4. Activate & Use Two Factor Authorization

Where available make sure to activate and use Two Factor Authorization (TFA). This lets you add an extra layer of security to your accounts. When logging in, in addition to your username and password, you will need to provide a one time pin or password.

Depending on the system you are using this might be sent to your mobile phone or to a TFA app like Google's Authenticator app. 
Google, Dropbox, Dreamhost and Stripe are some online services that offer Two Factor Authorization.

Follow this link to activate TFA on your Google account.

5. Avoid Using Public Computers

Avoid using public computers (found in Internet cafes, backpacking hostels, libraries and airport lounges) to login to your accounts, make purchases or do online banking.

Public machines may contain keyword logging software. This software secretly records your activity including any text and passwords that you type into the keyboard and sends it to a hacker.

Instead rather use your personal laptop or mobile phone.

6. Use A VPN On Public Wifi Networks

Make sure to use a premium virtual private network (VPN) when using your device on public wifi networks including hotels, hostels, airports and malls.

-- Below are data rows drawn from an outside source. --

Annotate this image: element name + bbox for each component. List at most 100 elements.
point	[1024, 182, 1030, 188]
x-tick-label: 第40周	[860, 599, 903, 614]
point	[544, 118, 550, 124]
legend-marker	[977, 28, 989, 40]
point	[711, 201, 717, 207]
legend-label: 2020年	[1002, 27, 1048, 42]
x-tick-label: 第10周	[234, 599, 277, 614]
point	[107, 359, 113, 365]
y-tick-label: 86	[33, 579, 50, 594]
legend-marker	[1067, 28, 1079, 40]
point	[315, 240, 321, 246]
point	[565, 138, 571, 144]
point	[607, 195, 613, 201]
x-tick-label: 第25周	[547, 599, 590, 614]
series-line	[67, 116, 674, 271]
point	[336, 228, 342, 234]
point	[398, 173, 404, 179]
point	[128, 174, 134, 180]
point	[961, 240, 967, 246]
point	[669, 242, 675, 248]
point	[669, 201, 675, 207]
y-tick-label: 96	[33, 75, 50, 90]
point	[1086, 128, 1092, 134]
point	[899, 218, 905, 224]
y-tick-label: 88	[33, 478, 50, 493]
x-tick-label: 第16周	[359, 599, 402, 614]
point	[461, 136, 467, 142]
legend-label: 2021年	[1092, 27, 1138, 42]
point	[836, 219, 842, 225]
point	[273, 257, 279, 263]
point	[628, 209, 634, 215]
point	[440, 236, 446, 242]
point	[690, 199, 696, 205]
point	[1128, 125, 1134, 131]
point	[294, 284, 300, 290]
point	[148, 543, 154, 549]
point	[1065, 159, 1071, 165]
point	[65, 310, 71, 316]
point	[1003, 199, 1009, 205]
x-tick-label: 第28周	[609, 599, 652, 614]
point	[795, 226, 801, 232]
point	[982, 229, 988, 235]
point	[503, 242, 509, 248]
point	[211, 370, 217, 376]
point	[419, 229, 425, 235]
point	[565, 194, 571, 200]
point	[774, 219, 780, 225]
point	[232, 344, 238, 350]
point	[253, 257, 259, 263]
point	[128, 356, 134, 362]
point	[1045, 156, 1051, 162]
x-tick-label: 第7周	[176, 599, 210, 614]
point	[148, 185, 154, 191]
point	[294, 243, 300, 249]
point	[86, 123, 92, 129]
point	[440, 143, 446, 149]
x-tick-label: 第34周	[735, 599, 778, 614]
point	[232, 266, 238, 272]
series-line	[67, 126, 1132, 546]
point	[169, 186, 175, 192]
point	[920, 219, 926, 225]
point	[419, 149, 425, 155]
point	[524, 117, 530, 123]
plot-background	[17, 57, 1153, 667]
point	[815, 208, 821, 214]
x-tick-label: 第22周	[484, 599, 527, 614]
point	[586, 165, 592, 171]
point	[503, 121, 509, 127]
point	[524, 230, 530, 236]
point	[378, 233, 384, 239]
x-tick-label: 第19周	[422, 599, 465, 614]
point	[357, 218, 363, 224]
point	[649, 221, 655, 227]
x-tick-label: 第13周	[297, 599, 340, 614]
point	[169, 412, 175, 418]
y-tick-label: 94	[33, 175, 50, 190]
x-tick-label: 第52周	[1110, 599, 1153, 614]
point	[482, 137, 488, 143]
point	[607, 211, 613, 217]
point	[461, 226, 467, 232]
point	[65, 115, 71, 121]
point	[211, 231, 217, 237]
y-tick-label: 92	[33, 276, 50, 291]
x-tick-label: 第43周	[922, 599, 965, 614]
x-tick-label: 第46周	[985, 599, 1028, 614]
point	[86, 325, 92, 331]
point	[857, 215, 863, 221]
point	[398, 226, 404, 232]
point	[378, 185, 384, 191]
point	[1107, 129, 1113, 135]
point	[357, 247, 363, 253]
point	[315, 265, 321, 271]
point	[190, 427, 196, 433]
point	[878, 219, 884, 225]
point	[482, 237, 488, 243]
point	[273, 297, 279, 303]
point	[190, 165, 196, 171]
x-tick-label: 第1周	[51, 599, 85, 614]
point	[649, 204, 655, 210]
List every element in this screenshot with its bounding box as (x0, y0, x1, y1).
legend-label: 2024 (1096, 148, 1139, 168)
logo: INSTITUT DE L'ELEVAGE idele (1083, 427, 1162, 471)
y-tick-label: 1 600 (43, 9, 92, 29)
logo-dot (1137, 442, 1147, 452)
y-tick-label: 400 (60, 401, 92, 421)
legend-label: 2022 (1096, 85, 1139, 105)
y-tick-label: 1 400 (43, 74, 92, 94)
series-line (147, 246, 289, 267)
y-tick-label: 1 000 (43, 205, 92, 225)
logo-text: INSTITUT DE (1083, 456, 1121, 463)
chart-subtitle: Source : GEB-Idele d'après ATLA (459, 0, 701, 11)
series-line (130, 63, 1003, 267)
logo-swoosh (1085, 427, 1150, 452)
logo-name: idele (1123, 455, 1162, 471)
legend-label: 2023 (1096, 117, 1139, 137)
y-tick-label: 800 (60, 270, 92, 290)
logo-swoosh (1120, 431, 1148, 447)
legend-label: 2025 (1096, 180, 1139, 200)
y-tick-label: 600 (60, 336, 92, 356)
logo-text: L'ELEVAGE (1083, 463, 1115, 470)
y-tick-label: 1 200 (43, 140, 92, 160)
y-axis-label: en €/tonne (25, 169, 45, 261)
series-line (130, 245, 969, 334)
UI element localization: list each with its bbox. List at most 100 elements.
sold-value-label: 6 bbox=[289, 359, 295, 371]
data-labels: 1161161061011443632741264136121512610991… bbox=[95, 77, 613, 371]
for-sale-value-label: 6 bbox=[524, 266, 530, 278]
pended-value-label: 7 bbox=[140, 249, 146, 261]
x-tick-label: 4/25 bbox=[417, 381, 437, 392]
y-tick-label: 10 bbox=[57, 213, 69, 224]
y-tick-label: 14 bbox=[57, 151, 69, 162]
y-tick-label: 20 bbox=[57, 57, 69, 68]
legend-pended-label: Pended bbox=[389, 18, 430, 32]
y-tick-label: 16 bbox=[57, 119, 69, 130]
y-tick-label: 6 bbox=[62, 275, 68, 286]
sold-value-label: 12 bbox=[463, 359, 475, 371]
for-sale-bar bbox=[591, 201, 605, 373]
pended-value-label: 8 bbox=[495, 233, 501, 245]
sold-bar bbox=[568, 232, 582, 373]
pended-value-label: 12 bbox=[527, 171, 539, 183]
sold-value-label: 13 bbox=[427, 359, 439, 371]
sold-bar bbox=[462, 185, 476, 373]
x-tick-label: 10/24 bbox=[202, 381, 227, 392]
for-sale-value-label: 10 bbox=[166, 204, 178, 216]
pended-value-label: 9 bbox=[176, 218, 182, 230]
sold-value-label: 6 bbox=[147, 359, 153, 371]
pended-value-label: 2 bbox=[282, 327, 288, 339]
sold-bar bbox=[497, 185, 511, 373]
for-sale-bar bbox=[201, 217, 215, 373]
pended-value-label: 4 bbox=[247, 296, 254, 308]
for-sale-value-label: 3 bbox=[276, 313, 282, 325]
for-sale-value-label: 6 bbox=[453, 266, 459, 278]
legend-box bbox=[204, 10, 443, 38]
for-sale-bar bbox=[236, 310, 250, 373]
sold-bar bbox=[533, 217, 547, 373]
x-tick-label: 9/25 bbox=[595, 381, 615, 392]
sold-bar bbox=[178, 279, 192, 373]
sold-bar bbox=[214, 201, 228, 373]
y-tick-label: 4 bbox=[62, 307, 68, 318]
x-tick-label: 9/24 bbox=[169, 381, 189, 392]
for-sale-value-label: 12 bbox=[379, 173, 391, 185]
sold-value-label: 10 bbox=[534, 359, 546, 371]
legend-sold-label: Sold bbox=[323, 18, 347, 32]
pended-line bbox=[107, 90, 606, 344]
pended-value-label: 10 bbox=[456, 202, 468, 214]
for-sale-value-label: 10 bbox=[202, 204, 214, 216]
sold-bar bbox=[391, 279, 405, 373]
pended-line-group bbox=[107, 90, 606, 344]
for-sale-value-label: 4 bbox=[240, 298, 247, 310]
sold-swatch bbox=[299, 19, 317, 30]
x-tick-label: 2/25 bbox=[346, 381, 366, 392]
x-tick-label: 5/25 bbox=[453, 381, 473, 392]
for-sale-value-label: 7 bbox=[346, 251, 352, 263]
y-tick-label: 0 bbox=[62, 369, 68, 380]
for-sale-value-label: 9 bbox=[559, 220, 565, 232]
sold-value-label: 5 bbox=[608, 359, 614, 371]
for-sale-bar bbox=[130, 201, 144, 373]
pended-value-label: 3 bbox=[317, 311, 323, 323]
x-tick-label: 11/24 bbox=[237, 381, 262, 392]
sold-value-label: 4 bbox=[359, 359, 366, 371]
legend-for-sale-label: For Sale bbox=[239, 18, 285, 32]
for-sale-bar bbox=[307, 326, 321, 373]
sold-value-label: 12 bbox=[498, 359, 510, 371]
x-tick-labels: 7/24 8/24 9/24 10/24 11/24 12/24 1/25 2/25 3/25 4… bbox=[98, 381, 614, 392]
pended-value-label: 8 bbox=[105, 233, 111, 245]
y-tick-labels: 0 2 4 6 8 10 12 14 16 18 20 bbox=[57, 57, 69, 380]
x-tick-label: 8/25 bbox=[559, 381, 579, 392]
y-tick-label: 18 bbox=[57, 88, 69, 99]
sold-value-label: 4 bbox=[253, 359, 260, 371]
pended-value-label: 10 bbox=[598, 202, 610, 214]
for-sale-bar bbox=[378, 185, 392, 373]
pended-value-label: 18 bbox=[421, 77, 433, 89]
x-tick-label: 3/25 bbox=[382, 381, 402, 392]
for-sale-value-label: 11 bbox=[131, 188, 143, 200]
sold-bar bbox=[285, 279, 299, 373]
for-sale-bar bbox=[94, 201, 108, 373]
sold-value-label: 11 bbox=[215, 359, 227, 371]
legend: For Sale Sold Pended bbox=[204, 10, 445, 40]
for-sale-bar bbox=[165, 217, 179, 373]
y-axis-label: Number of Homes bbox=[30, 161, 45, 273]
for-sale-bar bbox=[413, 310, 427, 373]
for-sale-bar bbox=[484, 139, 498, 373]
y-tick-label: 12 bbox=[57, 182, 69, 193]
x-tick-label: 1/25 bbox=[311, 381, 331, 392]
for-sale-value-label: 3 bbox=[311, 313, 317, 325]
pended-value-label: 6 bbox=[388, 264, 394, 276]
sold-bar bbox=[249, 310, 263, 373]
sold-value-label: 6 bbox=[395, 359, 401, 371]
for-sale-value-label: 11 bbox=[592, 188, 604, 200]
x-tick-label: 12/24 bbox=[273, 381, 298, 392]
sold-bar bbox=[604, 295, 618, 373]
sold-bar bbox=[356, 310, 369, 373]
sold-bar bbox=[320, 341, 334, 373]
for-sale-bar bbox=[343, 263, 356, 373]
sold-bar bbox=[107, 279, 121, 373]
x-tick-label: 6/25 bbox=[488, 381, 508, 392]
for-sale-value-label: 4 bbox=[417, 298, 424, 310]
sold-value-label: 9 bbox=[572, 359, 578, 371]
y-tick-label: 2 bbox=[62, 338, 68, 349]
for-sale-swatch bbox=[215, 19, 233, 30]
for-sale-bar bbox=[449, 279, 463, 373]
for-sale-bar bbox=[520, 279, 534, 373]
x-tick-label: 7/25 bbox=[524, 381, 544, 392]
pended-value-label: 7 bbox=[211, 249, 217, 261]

A VPN encrypts and protects your information as it is sent and received from your device to the network. A VPN will also let you connect to the web using your preferred location specific server. If you are travelling for example and you'd like to access a website that is only available in the US, then you can simply connect through a US server to bypass this restriction.

There are many VPN options to choose from Avoid using a free VPN as these may collect and sell your personal information. I'm currently using VyprVPN by Goldenfrog.

7. Never Click Untrusted Links

Never click on untrusted links in an email, on social media or inside other apps like Skype or Facebook messenger.

If you don't know the sender or if the message seems out of place, then delete it. Instead contact the person using another method and ask them about the link they sent. 9 out of 10 times you'll find out that their account was compromised and that the email (with the link) was automatically sent out to all their contacts, including you.

8. Only Use Trusted Online Banking Websites And Apps

When doing your online banking make sure to use the official websites and apps. Also make sure that the website you're using is encrypted and uses the https:// instead of http://.

Never access your financial websites (banking, PayPal, Stripe, etc.) by clicking through a link in your email. Always type in the URL or search for the official website on google to make sure you land on the correct site.

Also if you are using 1Password, then you can use the browser extension, which lets you login to your favourite websites with a single click after unlocking your vault. Using the browser extension to login adds an extra security check, because the 1Password app will only automatically fill in your details and login if you are on the website that is linked to the login information.

9. Never Share Your Sensitive Information With Untrusted Individuals or Websites

There are numerous ways hackers try and get your sensitive information - via email phishing attempts, via key logging software and even via the phone.

If someone calls you claiming to be from a financial institution that you're a client of make sure that they are in fact who they claim to be. If you are unsure, hang up the phone and contact the company using the official contact channels/phone number to make sure you reach the correct person.

10. Avoid Getting Scammed

If it's too good to be true, it usually is - and it's most likely a scam.If you receive an email from a wealthy Nigerian prince that wants to wire you USD $800 000, delete the email and don't reply.

If someone you know contacts you claiming to need financial help due to an overseas emergency. Contact them directly. You'll most likely find out that they're not even travelling.

If a handsome man on a dating site charms you into a cyber relationship and asks you for financial support so he can fly to you to live happily ever after. The man is probably not who he claims to be and he will happily take your donations and never come visit. Don't get mislead.